Акимов и Сахаров появились на двадцать минут позже назначенного времени. Внешне эти люди ничем не походили друг на друга – высокий, чуть сгорбленный академик с гладко выбритым лицом и бородатый темпераментный Акимов, ростом чуть повыше сахаровского плеча. Сахаров говорил медленно, как бы печатая каждое слово. Акимов, обладая отличной дикцией, выдавал слова быстро, но не суетливо, не смазывая их. И всегда молчал, если говорил его всемирно известный гость, перед которым он, впрочем, не испытывал какого-то пиетета. Пиетет испытывали все остальные.
Андрей Дмитриевич как-то сразу сообразил, что именно Ивановский распоряжается домом, где ему предстоит выступать, а потому подошёл прямо к нему, минуя Марка Холодова.
– Я требую поставить микрофон на площади, – вежливо, но настойчиво проговорил академик. – Люди хотят слышать, вы не имеете права лишать людей этой возможности.
В ответ Ивановский привёл всё тот же аргумент про несанкционированный митинг.
– Тогда поставьте на окна большие громкоговорители. Люди должны услышать то, что будет говорить Андрей Дмитриевич Сахаров, – предложил Акимов, не подозревающий, что эту идею уже подкидывал активист его группы Холодов.
– А-а, ну это без проблем, – невозмутимо согласился Ивановский, и вскоре на двух окнах третьего этажа действительно появились громадные динамики. Марку осталось констатировать про себя избитую истину: что позволено Юпитеру – не позволено быку.
Через десять минут из этих динамиков послышался голос академика. Он говорил тихо, но толпа как-то мгновенно замолчала, стараясь не пропустить ни одного его слова.

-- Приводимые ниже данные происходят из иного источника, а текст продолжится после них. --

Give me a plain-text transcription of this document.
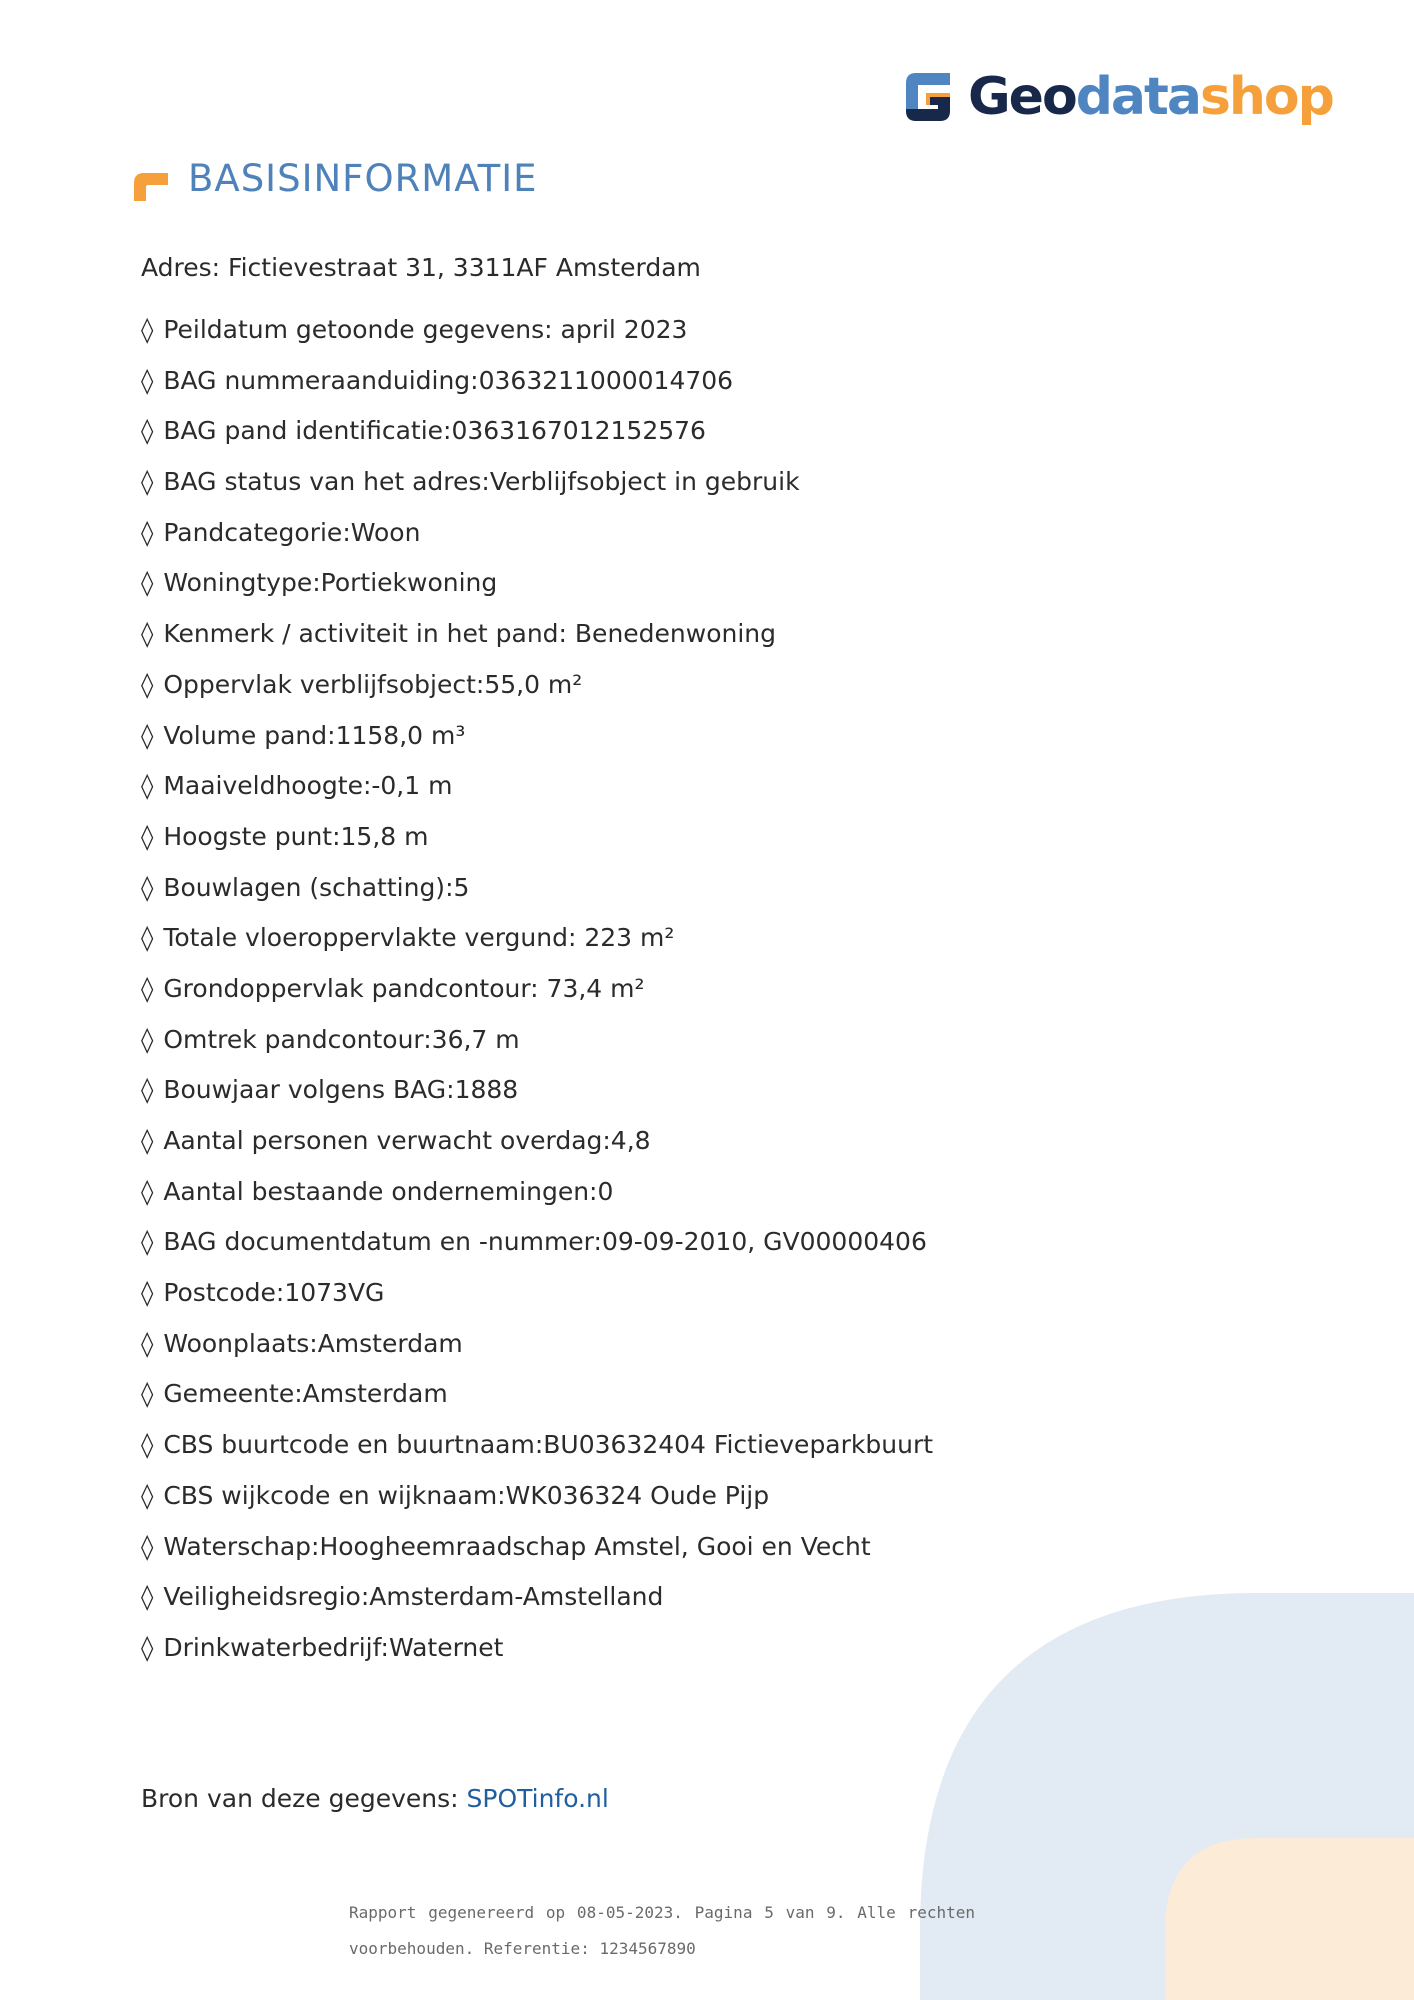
Geodatashop
BASISINFORMATIE

Adres: Fictievestraat 31, 3311AF Amsterdam

◊ Peildatum getoonde gegevens: april 2023
◊ BAG nummeraanduiding:0363211000014706
◊ BAG pand identificatie:0363167012152576
◊ BAG status van het adres:Verblijfsobject in gebruik
◊ Pandcategorie:Woon
◊ Woningtype:Portiekwoning
◊ Kenmerk / activiteit in het pand: Benedenwoning
◊ Oppervlak verblijfsobject:55,0 m²
◊ Volume pand:1158,0 m³
◊ Maaiveldhoogte:-0,1 m
◊ Hoogste punt:15,8 m
◊ Bouwlagen (schatting):5
◊ Totale vloeroppervlakte vergund: 223 m²
◊ Grondoppervlak pandcontour: 73,4 m²
◊ Omtrek pandcontour:36,7 m
◊ Bouwjaar volgens BAG:1888
◊ Aantal personen verwacht overdag:4,8
◊ Aantal bestaande ondernemingen:0
◊ BAG documentdatum en -nummer:09-09-2010, GV00000406
◊ Postcode:1073VG
◊ Woonplaats:Amsterdam
◊ Gemeente:Amsterdam
◊ CBS buurtcode en buurtnaam:BU03632404 Fictieveparkbuurt
◊ CBS wijkcode en wijknaam:WK036324 Oude Pijp
◊ Waterschap:Hoogheemraadschap Amstel, Gooi en Vecht
◊ Veiligheidsregio:Amsterdam-Amstelland
◊ Drinkwaterbedrijf:Waternet
Bron van deze gegevens: SPOTinfo.nl
Rapport gegenereerd op 08-05-2023. Pagina 5 van 9. Alle rechten
voorbehouden. Referentie: 1234567890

– Я приехал сюда на один день, чтобы поддержать моего друга Марата Георгиевича Акимова, – повторил Сахаров то, что уже сказал в аэропорту. – Я знаю его лично с 1968 года, но ещё раньше я знал о политическом кружке, за участие в котором его арестовали в первый раз. Они пытались разобраться в самых главных вопросах развития нашей страны. Они вели свою работу под лозунгами «Вся власть – советам!», «Земля – тем, кто её обрабатывает, заводы – тем, кто на них работает!». Это лозунги Октября, но они были сочтены антисоветскими.

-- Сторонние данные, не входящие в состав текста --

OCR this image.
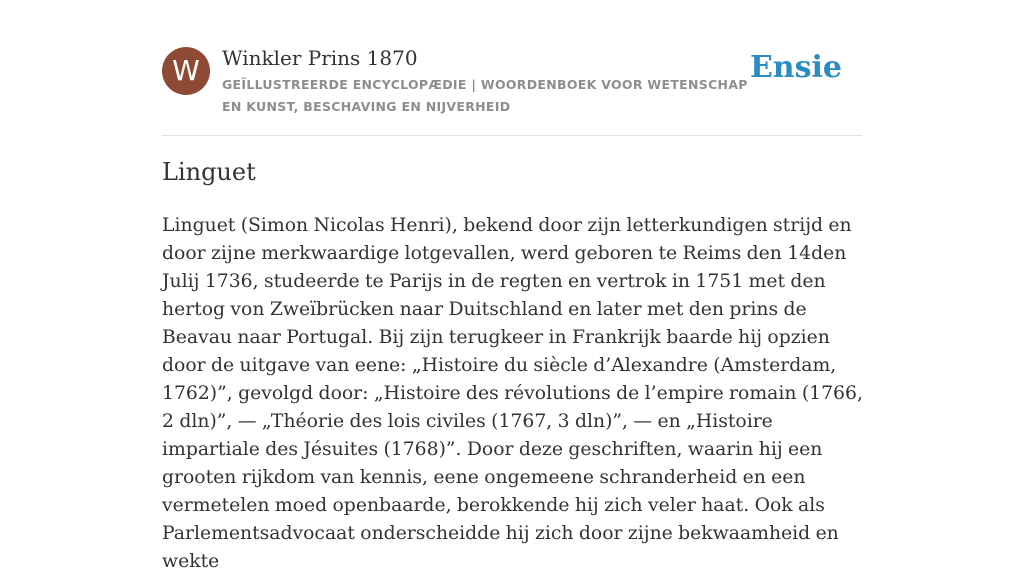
W	Winkler Prins 1870
GEÏLLUSTREERDE ENCYCLOPÆDIE | WOORDENBOEK VOOR WETENSCHAP EN KUNST, BESCHAVING EN NIJVERHEID
Ensie
Linguet

Linguet (Simon Nicolas Henri), bekend door zijn letterkundigen strijd en door zijne merkwaardige lotgevallen, werd geboren te Reims den 14den Julij 1736, studeerde te Parijs in de regten en vertrok in 1751 met den hertog von Zweïbrücken naar Duitschland en later met den prins de Beavau naar Portugal. Bij zijn terugkeer in Frankrijk baarde hij opzien door de uitgave van eene: „Histoire du siècle d’Alexandre (Amsterdam, 1762)”, gevolgd door: „Histoire des révolutions de l’empire romain (1766, 2 dln)”, — „Théorie des lois civiles (1767, 3 dln)”, — en „Histoire impartiale des Jésuites (1768)”. Door deze geschriften, waarin hij een grooten rijkdom van kennis, eene ongemeene schranderheid en een vermetelen moed openbaarde, berokkende hij zich veler haat. Ook als Parlementsadvocaat onderscheidde hij zich door zijne bekwaamheid en wekte
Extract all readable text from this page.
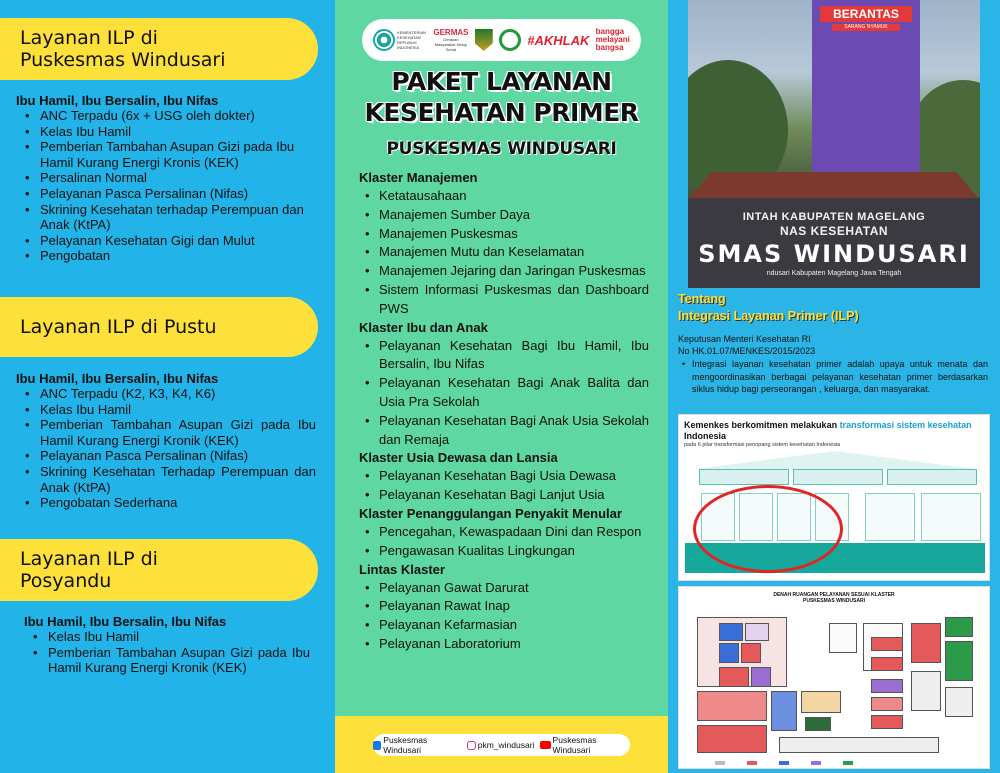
Layanan ILP di
Puskesmas Windusari
Ibu Hamil, Ibu Bersalin, Ibu Nifas
• ANC Terpadu (6x + USG oleh dokter)
• Kelas Ibu Hamil
• Pemberian Tambahan Asupan Gizi pada Ibu Hamil Kurang Energi Kronis (KEK)
• Persalinan Normal
• Pelayanan Pasca Persalinan (Nifas)
• Skrining Kesehatan terhadap Perempuan dan Anak (KtPA)
• Pelayanan Kesehatan Gigi dan Mulut
• Pengobatan
Layanan ILP di Pustu
Ibu Hamil, Ibu Bersalin, Ibu Nifas
• ANC Terpadu (K2, K3, K4, K6)
• Kelas Ibu Hamil
• Pemberian Tambahan Asupan Gizi pada Ibu Hamil Kurang Energi Kronik (KEK)
• Pelayanan Pasca Persalinan (Nifas)
• Skrining Kesehatan Terhadap Perempuan dan Anak (KtPA)
• Pengobatan Sederhana
Layanan ILP di
Posyandu
Ibu Hamil, Ibu Bersalin, Ibu Nifas
• Kelas Ibu Hamil
• Pemberian Tambahan Asupan Gizi pada Ibu Hamil Kurang Energi Kronik (KEK)
KEMENTERIAN KESEHATAN REPUBLIK INDONESIA
GERMAS
Gerakan Masyarakat Hidup Sehat
#AKHLAK
bangga
melayani
bangsa
PAKET LAYANAN
KESEHATAN PRIMER
PUSKESMAS WINDUSARI
Klaster Manajemen
• Ketatausahaan
• Manajemen Sumber Daya
• Manajemen Puskesmas
• Manajemen Mutu dan Keselamatan
• Manajemen Jejaring dan Jaringan Puskesmas
• Sistem Informasi Puskesmas dan Dashboard PWS
Klaster Ibu dan Anak
• Pelayanan Kesehatan Bagi Ibu Hamil, Ibu Bersalin, Ibu Nifas
• Pelayanan Kesehatan Bagi Anak Balita dan Usia Pra Sekolah
• Pelayanan Kesehatan Bagi Anak Usia Sekolah dan Remaja
Klaster Usia Dewasa dan Lansia
• Pelayanan Kesehatan Bagi Usia Dewasa
• Pelayanan Kesehatan Bagi Lanjut Usia
Klaster Penanggulangan Penyakit Menular
• Pencegahan, Kewaspadaan Dini dan Respon
• Pengawasan Kualitas Lingkungan
Lintas Klaster
• Pelayanan Gawat Darurat
• Pelayanan Rawat Inap
• Pelayanan Kefarmasian
• Pelayanan Laboratorium
Puskesmas Windusari	pkm_windusari Puskesmas Windusari
BERANTAS
SARANG NYAMUK
INTAH KABUPATEN MAGELANG
NAS KESEHATAN
SMAS WINDUSARI
ndusari Kabupaten Magelang Jawa Tengah
Tentang
Integrasi Layanan Primer (ILP)
Keputusan Menteri Kesehatan RI
No HK.01.07/MENKES/2015/2023
• Integrasi layanan kesehatan primer adalah upaya untuk menata dan mengoordinasikan berbagai pelayanan kesehatan primer berdasarkan siklus hidup bagi perseorangan , keluarga, dan masyarakat.
Kemenkes berkomitmen melakukan transformasi sistem kesehatan Indonesia
pada 6 pilar transformasi penopang sistem kesehatan Indonesia
DENAH RUANGAN PELAYANAN SESUAI KLASTER
PUSKESMAS WINDUSARI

Его спросили, что он думает о Горбачёве. Сахаров для начала попросил поверить ему, что его мнение об этом человеке никак не связано с тем, что он освободил академика от горьковской ссылки. Горбачёв – не идеальный лидер, но сегодня нет другого, кто смог бы повести страну в нужном направлении.
Спросили и про Ельцина.
– Огромная ошибка – те преследования и клевета, которой он подвергся, – спокойно, как бы на одной ноте, говорил Андрей Дмитриевич. – Думаю, Ельцин – крупная личность. Знаю, он пользуется огромной и всё возрастающей популярностью. Она заслуженна. И вместе с тем, я считаю, что для такого масштаба задач, которые стоят перед страной и её руководством, единственным лидером является Горбачёв при всех его недостатках.
Провожали Андрея Дмитриевича в аэропорту немногие – мало, кто знал, когда он улетает. И всё-таки его уговорили пройти через депутатский зал. Вместе с ним туда прошли Акимов, его жена Ирэна, Холодов, Герц и Борисевич. Каким-то образом туда прорывались по одному молодые люди, чаще девушки, чтобы взять автограф и тут же исчезнуть.

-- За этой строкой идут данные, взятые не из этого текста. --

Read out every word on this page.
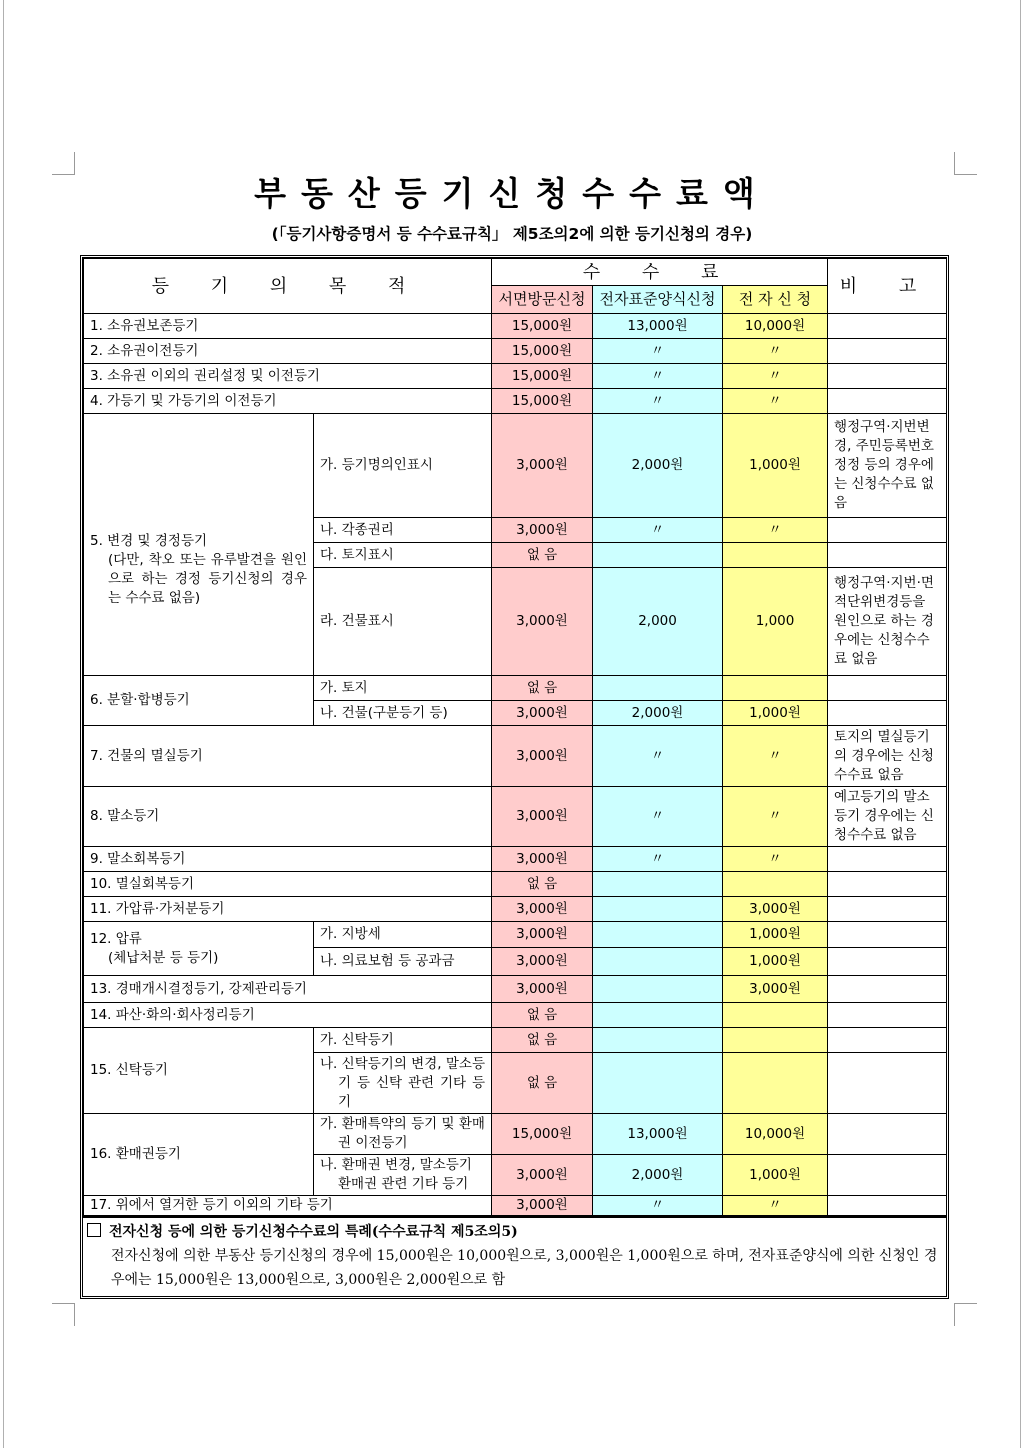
부동산등기신청수수료액
(「등기사항증명서 등 수수료규칙」 제5조의2에 의한 등기신청의 경우)
등 기 의 목 적		수 수 료			비 고
		서면방문신청	전자표준양식신청	전 자 신 청	
1. 소유권보존등기		15,000원	13,000원	10,000원	
2. 소유권이전등기		15,000원	〃	〃	
3. 소유권 이외의 권리설정 및 이전등기		15,000원	〃	〃	
4. 가등기 및 가등기의 이전등기		15,000원	〃	〃	

5. 변경 및 경정등기
(다만, 착오 또는 유루발견을 원인으로 하는 경정 등기신청의 경우는 수수료 없음)	가. 등기명의인표시	3,000원	2,000원	1,000원	행정구역·지번변경, 주민등록번호정정 등의 경우에는 신청수수료 없음
	나. 각종권리	3,000원	〃	〃	
	다. 토지표시	없 음			
	라. 건물표시	3,000원	2,000	1,000	행정구역·지번·면적단위변경등을 원인으로 하는 경우에는 신청수수료 없음
6. 분할·합병등기	가. 토지	없 음			
	나. 건물(구분등기 등)	3,000원	2,000원	1,000원	
7. 건물의 멸실등기		3,000원	〃	〃	토지의 멸실등기의 경우에는 신청수수료 없음
8. 말소등기		3,000원	〃	〃	예고등기의 말소등기 경우에는 신청수수료 없음
9. 말소회복등기		3,000원	〃	〃	
10. 멸실회복등기		없 음			
11. 가압류·가처분등기		3,000원		3,000원	

12. 압류
(체납처분 등 등기)	가. 지방세	3,000원		1,000원	
	나. 의료보험 등 공과금	3,000원		1,000원	
13. 경매개시결정등기, 강제관리등기		3,000원		3,000원	
14. 파산·화의·회사정리등기		없 음			
15. 신탁등기	가. 신탁등기	없 음			
	나. 신탁등기의 변경, 말소등기 등 신탁 관련 기타 등기	없 음			
16. 환매권등기	가. 환매특약의 등기 및 환매권 이전등기	15,000원	13,000원	10,000원	
	나. 환매권 변경, 말소등기 환매권 관련 기타 등기	3,000원	2,000원	1,000원	
17. 위에서 열거한 등기 이외의 기타 등기		3,000원	〃	〃	
전자신청 등에 의한 등기신청수수료의 특례(수수료규칙 제5조의5)
전자신청에 의한 부동산 등기신청의 경우에 15,000원은 10,000원으로, 3,000원은 1,000원으로 하며, 전자표준양식에 의한 신청인 경우에는 15,000원은 13,000원으로, 3,000원은 2,000원으로 함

Андрей Дмитриевич покорно подписывал книги, какие-то открытки и чьи-то фотографии, а то и просто обрывки газет. Чувствовалось, что он устал, ему не очень-то хочется это делать, но ещё более не хотелось обидеть этих молодых людей. Он только спокойно констатировал:
– Мои автографы в последнее время девальвировались. Я их слишком много раздал.
Марк явился домой прямо из аэропорта. Ехать на день рождение Регины Павловны уже не имело смысла. Он пребывал в настолько возвышенном настроении, что ему верилось, будто убедить жену простить его не составит труда.
Он открыл дверь своим ключом и услышал из спальни её голос:
– Не заходи ко мне, я с тобой развожусь.